After a good long drive, we reach the car park for Dettifoss. It’s slick with ice, and there’s some snow around, but other than that the clear weather has held. We head along the path, which leads us through a maze of black rocks that were washed here during more glacial flooding some millennia ago. It takes us about 15 minutes to reach the first lookout, our crampons holding us securely to the ice and snow that covers everything in front of us. As we emerge onto the metal walkway clinging to the cliff’s edge, the full force of Dettifoss hits us.
I’m assaulted by a wall of sound, the water roaring as it churns out over the edge, cutting diagonally across the massive canyon. From there, a sheet of water plummets straight down, crashing into rocks that are jutting out along the way before disappearing into a shroud of mist. Surrounding the falls are landscapes of black rock, covered in snow that reaches right up to the cliff edge. In the river above, the water shines steel grey in the late afternoon sun, choppy as it rushes over large rocks stranded on the river bed. Moving my eyes downwards in time with the waves of water seems to make everything move in slow motion.

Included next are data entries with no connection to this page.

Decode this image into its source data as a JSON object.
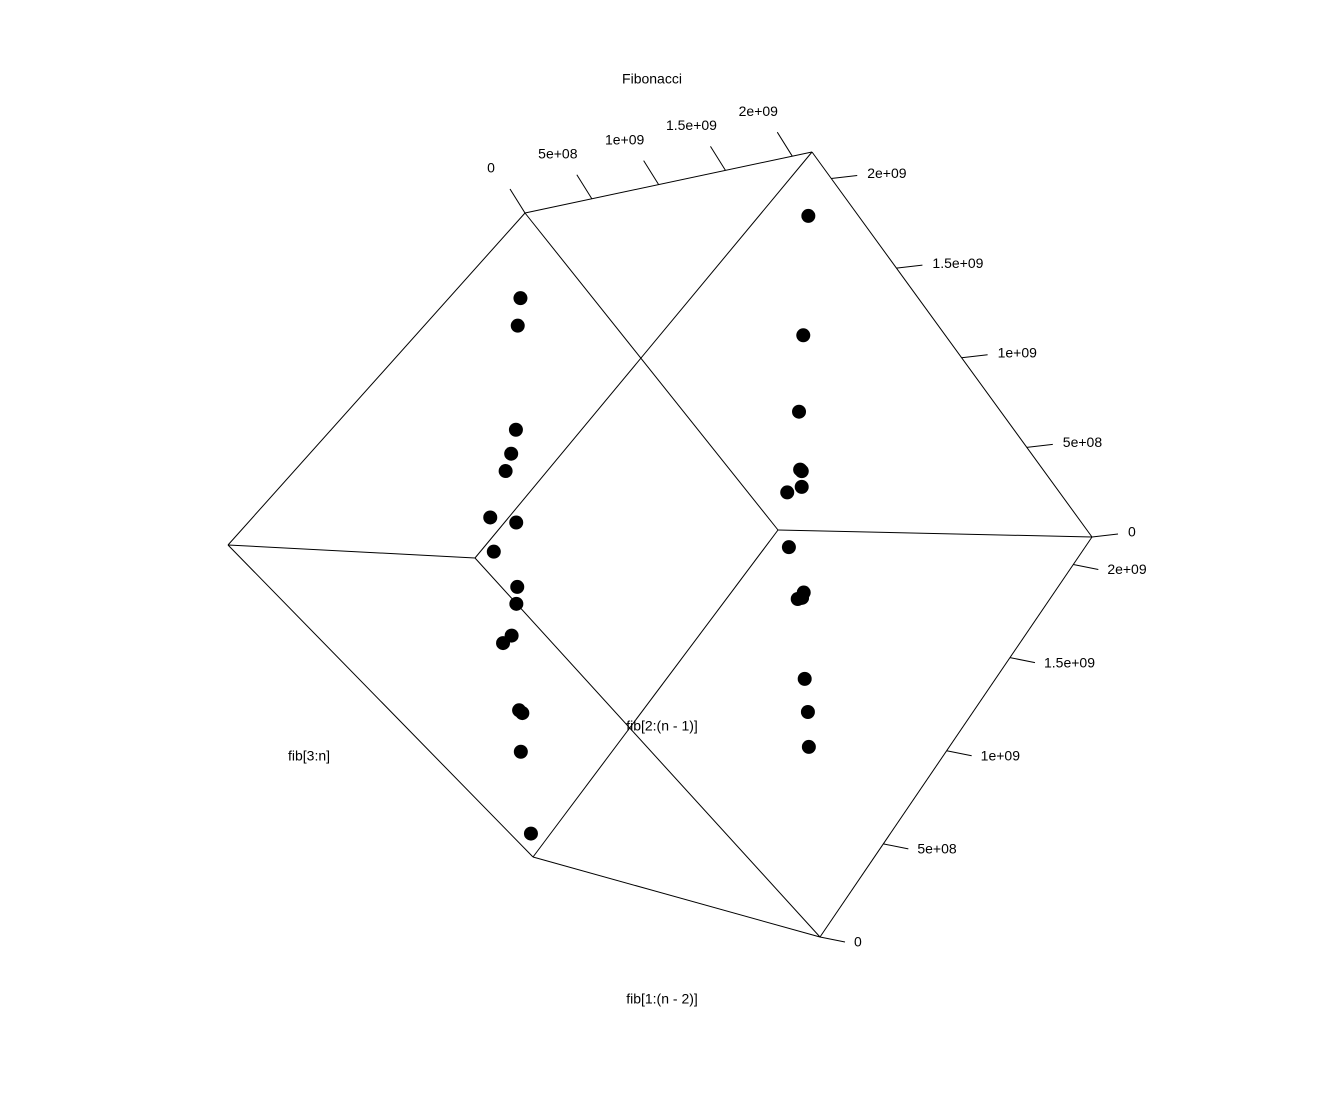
{
  "chart_data": {
    "type": "scatter3d",
    "title": "Fibonacci",
    "xlabel": "fib[1:(n - 2)]",
    "ylabel": "fib[2:(n - 1)]",
    "zlabel": "fib[3:n]",
    "color": "#000000",
    "x": [
      120000000,
      1500000000,
      300000000,
      1900000000,
      700000000,
      2000000000,
      450000000,
      1100000000,
      50000000,
      1750000000,
      900000000,
      1300000000,
      600000000,
      2100000000,
      200000000,
      1600000000,
      1000000000,
      400000000,
      1200000000,
      800000000,
      1400000000,
      1850000000,
      250000000,
      950000000,
      550000000,
      2050000000,
      1650000000,
      350000000,
      1150000000,
      750000000
    ],
    "y": [
      850000000,
      900000000,
      1700000000,
      1400000000,
      200000000,
      1000000000,
      1200000000,
      1800000000,
      60000000,
      300000000,
      900000000,
      1650000000,
      1450000000,
      2000000000,
      400000000,
      1200000000,
      300000000,
      1900000000,
      700000000,
      1550000000,
      100000000,
      650000000,
      1000000000,
      2050000000,
      600000000,
      1700000000,
      250000000,
      2100000000,
      1150000000,
      50000000
    ],
    "z": [
      970000000,
      252520000,
      2000000000,
      1152520000,
      900000000,
      852520000,
      1650000000,
      752520000,
      110000000,
      2050000000,
      1800000000,
      802520000,
      2050000000,
      1952520000,
      600000000,
      652520000,
      1300000000,
      152520000,
      1900000000,
      202520000,
      1500000000,
      352520000,
      1250000000,
      852520000,
      1150000000,
      1602520000,
      1900000000,
      302520000,
      152520000,
      800000000
    ],
    "xlim": [
      0,
      2147483648
    ],
    "ylim": [
      0,
      2147483648
    ],
    "zlim": [
      0,
      2147483648
    ],
    "xticks": [
      0,
      {
        "value": 500000000,
        "label": "5e+08"
      },
      {
        "value": 1000000000,
        "label": "1e+09"
      },
      {
        "value": 1500000000,
        "label": "1.5e+09"
      },
      {
        "value": 2000000000,
        "label": "2e+09"
      }
    ],
    "yticks": [
      0,
      {
        "value": 500000000,
        "label": "5e+08"
      },
      {
        "value": 1000000000,
        "label": "1e+09"
      },
      {
        "value": 1500000000,
        "label": "1.5e+09"
      },
      {
        "value": 2000000000,
        "label": "2e+09"
      }
    ],
    "zticks": [
      0,
      {
        "value": 500000000,
        "label": "5e+08"
      },
      {
        "value": 1000000000,
        "label": "1e+09"
      },
      {
        "value": 1500000000,
        "label": "1.5e+09"
      },
      {
        "value": 2000000000,
        "label": "2e+09"
      }
    ]
  }
}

More viewing points are found adjacent to the falls and further behind it. I tread carefully, as some places the snow has almost completely buried the wooden posts on either side of the path. I follow a series of flags driven into the snow that signal where is safe to walk, heading towards another point where I can be closer to the rush of water. There aren’t many people about, and the area is so big that everyone there can find their own space. It’s another wonderful thing about travelling through the north; you can easily find your own space, even at the most popular sights.
After some time, I decide to move on to the other waterfall that can be found in the area. Back along the canyon south is Selfoss, but I only spy it in the distance as the path towards it is closed. The track is covered with ice, flowing out over the edge and signaling that in the warmer months there would be water rushing out at numerous points along the side of the canyon. I’m sure it’s an impressive sight, but for now I just enjoy my isolation with the canyon, river, and far off waterfall.

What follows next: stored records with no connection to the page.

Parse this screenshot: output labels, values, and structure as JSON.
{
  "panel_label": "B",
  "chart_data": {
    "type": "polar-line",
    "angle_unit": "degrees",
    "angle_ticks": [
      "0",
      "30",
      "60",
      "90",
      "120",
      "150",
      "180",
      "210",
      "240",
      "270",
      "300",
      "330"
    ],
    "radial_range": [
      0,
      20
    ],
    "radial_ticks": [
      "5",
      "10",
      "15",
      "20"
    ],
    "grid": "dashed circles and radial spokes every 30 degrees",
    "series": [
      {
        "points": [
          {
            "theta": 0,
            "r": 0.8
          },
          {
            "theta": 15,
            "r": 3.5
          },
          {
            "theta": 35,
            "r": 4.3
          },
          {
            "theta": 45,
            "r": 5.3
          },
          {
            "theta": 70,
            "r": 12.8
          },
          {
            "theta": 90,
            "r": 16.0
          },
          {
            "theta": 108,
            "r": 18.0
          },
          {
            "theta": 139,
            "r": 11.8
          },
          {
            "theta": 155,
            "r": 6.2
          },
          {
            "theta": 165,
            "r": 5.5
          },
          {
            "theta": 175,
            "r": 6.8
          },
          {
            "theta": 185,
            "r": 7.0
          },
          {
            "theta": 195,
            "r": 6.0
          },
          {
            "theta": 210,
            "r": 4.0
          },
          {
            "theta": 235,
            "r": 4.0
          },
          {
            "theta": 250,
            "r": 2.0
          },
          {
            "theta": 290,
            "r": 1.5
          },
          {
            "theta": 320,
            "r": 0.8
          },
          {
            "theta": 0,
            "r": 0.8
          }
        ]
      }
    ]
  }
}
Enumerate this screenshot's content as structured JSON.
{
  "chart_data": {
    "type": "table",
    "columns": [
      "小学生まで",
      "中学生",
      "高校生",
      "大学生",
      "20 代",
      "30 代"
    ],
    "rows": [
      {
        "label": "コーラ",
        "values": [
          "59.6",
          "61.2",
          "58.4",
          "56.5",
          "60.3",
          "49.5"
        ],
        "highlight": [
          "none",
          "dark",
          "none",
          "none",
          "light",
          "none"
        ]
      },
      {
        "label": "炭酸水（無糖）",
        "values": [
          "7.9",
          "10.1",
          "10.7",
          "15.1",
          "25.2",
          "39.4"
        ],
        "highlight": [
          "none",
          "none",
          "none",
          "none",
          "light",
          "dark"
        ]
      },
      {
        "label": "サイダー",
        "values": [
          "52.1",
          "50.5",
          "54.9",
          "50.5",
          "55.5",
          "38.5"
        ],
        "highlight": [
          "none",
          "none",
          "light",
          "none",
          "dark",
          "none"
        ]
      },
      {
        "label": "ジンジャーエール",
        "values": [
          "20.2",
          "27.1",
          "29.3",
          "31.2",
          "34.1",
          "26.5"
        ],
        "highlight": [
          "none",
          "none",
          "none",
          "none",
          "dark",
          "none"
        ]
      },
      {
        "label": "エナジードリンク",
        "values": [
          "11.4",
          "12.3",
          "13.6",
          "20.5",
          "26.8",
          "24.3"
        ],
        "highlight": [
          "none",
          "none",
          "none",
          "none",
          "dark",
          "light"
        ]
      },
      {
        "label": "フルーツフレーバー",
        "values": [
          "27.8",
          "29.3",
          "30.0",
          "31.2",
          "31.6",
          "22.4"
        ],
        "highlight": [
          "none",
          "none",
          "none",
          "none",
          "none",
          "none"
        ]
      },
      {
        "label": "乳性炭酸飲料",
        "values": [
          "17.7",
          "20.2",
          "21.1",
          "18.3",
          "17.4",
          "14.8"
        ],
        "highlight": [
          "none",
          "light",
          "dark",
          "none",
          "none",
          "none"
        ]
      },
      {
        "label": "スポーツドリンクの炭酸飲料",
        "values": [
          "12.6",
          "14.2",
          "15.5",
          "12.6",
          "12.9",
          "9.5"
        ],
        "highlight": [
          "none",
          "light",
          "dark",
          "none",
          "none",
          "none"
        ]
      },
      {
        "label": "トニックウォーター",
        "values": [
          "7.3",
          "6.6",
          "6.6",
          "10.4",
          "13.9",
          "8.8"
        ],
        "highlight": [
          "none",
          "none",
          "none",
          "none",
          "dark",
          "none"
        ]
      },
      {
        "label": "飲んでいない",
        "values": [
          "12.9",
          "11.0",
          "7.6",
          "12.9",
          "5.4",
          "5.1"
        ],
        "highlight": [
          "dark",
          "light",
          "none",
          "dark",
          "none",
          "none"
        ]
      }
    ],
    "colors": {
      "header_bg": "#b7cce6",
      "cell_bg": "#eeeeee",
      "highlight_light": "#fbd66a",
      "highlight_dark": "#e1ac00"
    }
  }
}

All too soon it’s time to make my way back to the jeep for the trip home. I’m the first to arrive back, and I chat with Thor as we wait for the others.
“It’s quite the beast, isn’t it?” he says to me quietly, and I must agree with him – the power of the waterfall was palpable.
Dettifoss Waterfall Tour
Cost: 26,900 isk.
Operation: Winter. During the summer, this tour is combined into the Diamond Circle tour.
Duration: 8-9 hours
Pickup: Hotel pickup in Akureyri
What to bring: Warm clothing, good hiking shoes, gloves, water bottle, light snacks.